July 16, 2008

Wednesday MySpace Comments


Welcome to the middle of our work week and another day in my life as a long term survivor of HIV and AIDS.

I hope you are having a great day and enjoying your life. It was another typical day for me. As you know if you read my blog often, my doctor has ordered me on bed rest at home after having a mini-stroke a couple of weeks ago. So I haven't been going out a whole lot except for doctor appointments and necessary medical testing. The upside to that is getting to spend a ton of time with my four legged children. There's nothing better than unconditional love.

I was watching CNBC and the New York Stock Exchange for most of the day and it ended up being very positive news for a change. the financial sector soared the most in its 19-year history after Wells Fargo reported better-than-expected earnings, sparking a rally that was compounded by short-covering. As a result, the stock market posted a large 2.5% gain, as a steep drop in crude prices helped overshadow a disappointingly high inflation reading. Wells Fargo reported second quarter earnings of $0.53 per share, topping Wall Street's expectation by $0.03. In addition, the San Francisco-based bank raised its dividend by 10%, indicating it is in a solid financial position despite the current environment. The stock spiked 32% on the news. This, along with better-than-expected earnings from Charles Schwab, Northern Trust and Marshall & Ilsley sent the financial sector soaring to a 12.3% gain which is the largest advance since it was created in 1989. It was a solid session outside of financials as well, with eight of the ten economic sectors posting an advance, aided by the second straight day of tumbling oil prices, bargain hunting and short-covering. With regard to crude oil, prices fell 3.1% after a government report showed an unexpected crude and gasoline inventory build, sparking a rally in energy-price sensitive areas. So while I don't know if this trend will continue at least today's gains let investors get a momentary breath of relief from their losses.

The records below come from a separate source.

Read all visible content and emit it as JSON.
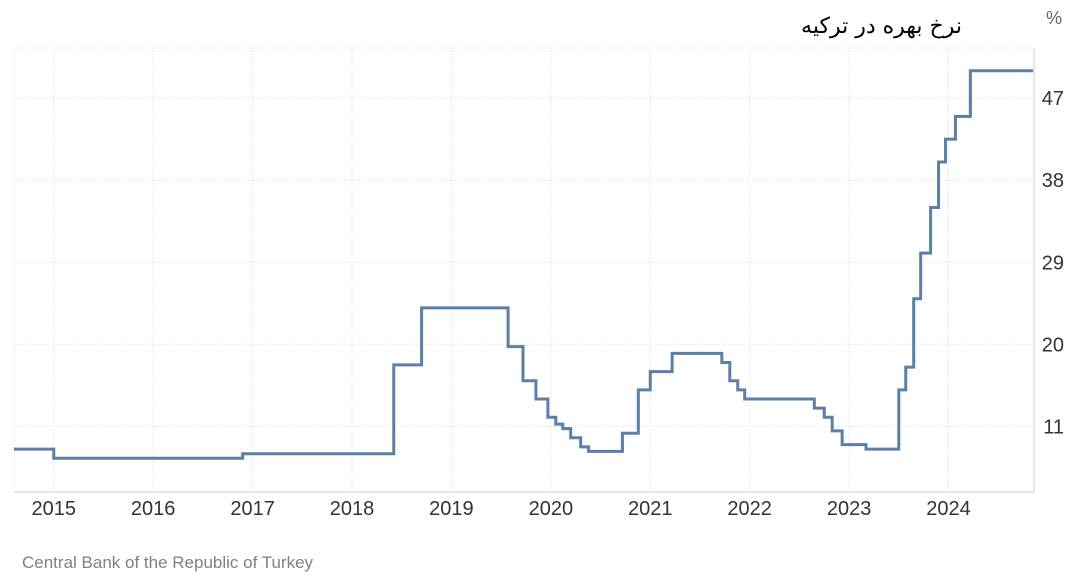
{
  "chart_data": {
    "type": "line",
    "title": "نرخ بهره در ترکیه",
    "unit": "%",
    "source": "Central Bank of the Republic of Turkey",
    "xlabel": "",
    "ylabel": "",
    "x_ticks": [
      "2015",
      "2016",
      "2017",
      "2018",
      "2019",
      "2020",
      "2021",
      "2022",
      "2023",
      "2024"
    ],
    "y_ticks": [
      11,
      20,
      29,
      38,
      47
    ],
    "ylim": [
      3.8,
      52.5
    ],
    "xlim": [
      2014.6,
      2024.86
    ],
    "grid": true,
    "series": [
      {
        "color": "#5b7fa6",
        "step": true,
        "x": [
          2014.6,
          2015.0,
          2015.1,
          2016.9,
          2018.42,
          2018.43,
          2018.7,
          2019.57,
          2019.72,
          2019.85,
          2019.97,
          2020.05,
          2020.12,
          2020.2,
          2020.3,
          2020.38,
          2020.72,
          2020.88,
          2021.0,
          2021.22,
          2021.72,
          2021.8,
          2021.88,
          2021.95,
          2022.65,
          2022.75,
          2022.83,
          2022.93,
          2023.17,
          2023.5,
          2023.57,
          2023.65,
          2023.72,
          2023.82,
          2023.9,
          2023.97,
          2024.07,
          2024.22,
          2024.65
        ],
        "y": [
          8.5,
          7.5,
          7.5,
          8.0,
          17.75,
          17.75,
          24,
          19.75,
          16,
          14,
          12,
          11.25,
          10.75,
          9.75,
          8.75,
          8.25,
          10.25,
          15,
          17,
          19,
          18,
          16,
          15,
          14,
          13,
          12,
          10.5,
          9,
          8.5,
          15,
          17.5,
          25,
          30,
          35,
          40,
          42.5,
          45,
          50,
          50
        ]
      }
    ]
  }
}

Now I know like investors, the rest of us are having our budgets complicated with higher energy, fuel and grocery costs. But the biggest mistake you can make it withdrawing funds from your 401K plan if you still have one. Now this news is important for everyone not just people with HIV and AIDS or those on disability. Americans are raiding their already fragile retirement piggy banks to weather financial hardships such as unemployment, medical emergencies and buying a home. They're doing it even though borrowing a modest $5,000 can dramatically erode savings over time, according to a study released Wednesday by the Center for American Progress. The study found workers in 2004 had $31 billion in outstanding 401(k) loans, a fivefold increase from $6 billion in 1989. Between 1998 and 2004, an average of 12 percent of families with 401(k) plans borrowed from them. As economic conditions grow bleaker, the number of people dipping into retirement money will only rise. A $5,000 loan, for example, could cut retirement savings by 22 percent even if the loan is repaid without penalty, according to the study. That's assuming the person has a $40,000 salary and is five years into a 35-year career. One reason people are increasingly using 401(k) plans as a crutch is because they're so easy to access compared to pensions and individual retirement accounts, or IRAs. Typically, borrowers can repay loans within five years without penalty. Loans for first-time homes must be repaid within 15 years to avoid penalties.That doesn't mean people are raiding savings to go on shopping sprees. Middle-class families in particular are turning to retirement money to get through financial crises such as unemployment and medical emergencies. People can typically borrow $50,000 or half the vested balance of their 401(k) accounts with extremely favorable interest rates. Failing to repay loans on time typically incurs a 10 percent excise tax and borrowers must also pay income tax. Dipping into retirement money wouldn't be a problem if other sources of retirement income such as Social Security and pensions weren't drying up. More people today are counting on 401(k) accounts to be their primary income source in retirement. So if you can avoid touching your 401K plan, it is best for your future.

The other big news today was the overturning of the presidential veto on the propsed Medicare Act changes. Congress has rejected President Bush's veto of a bill protecting doctors from Medicare rate cut. President Bush vetoed the bill earlier Tuesday. He says he supports rescinding the pay cut but objects to financing the plan largely by reducing spending on private health plans serving the elderly and disabled. First the House voted to override the veto, 383-41. Later, the Senate voted 70-26 to override. It takes a two-thirds majority of both houses of Congress to override a presidential veto. So let's keep our fingers crossed that dangerous changes to Medicare payment are not allowed to harm American men, women and children.

Well not much else happened today in my world. What about for you? I hope you're living your life to the fullest.

Wishing you health, hope and happiness.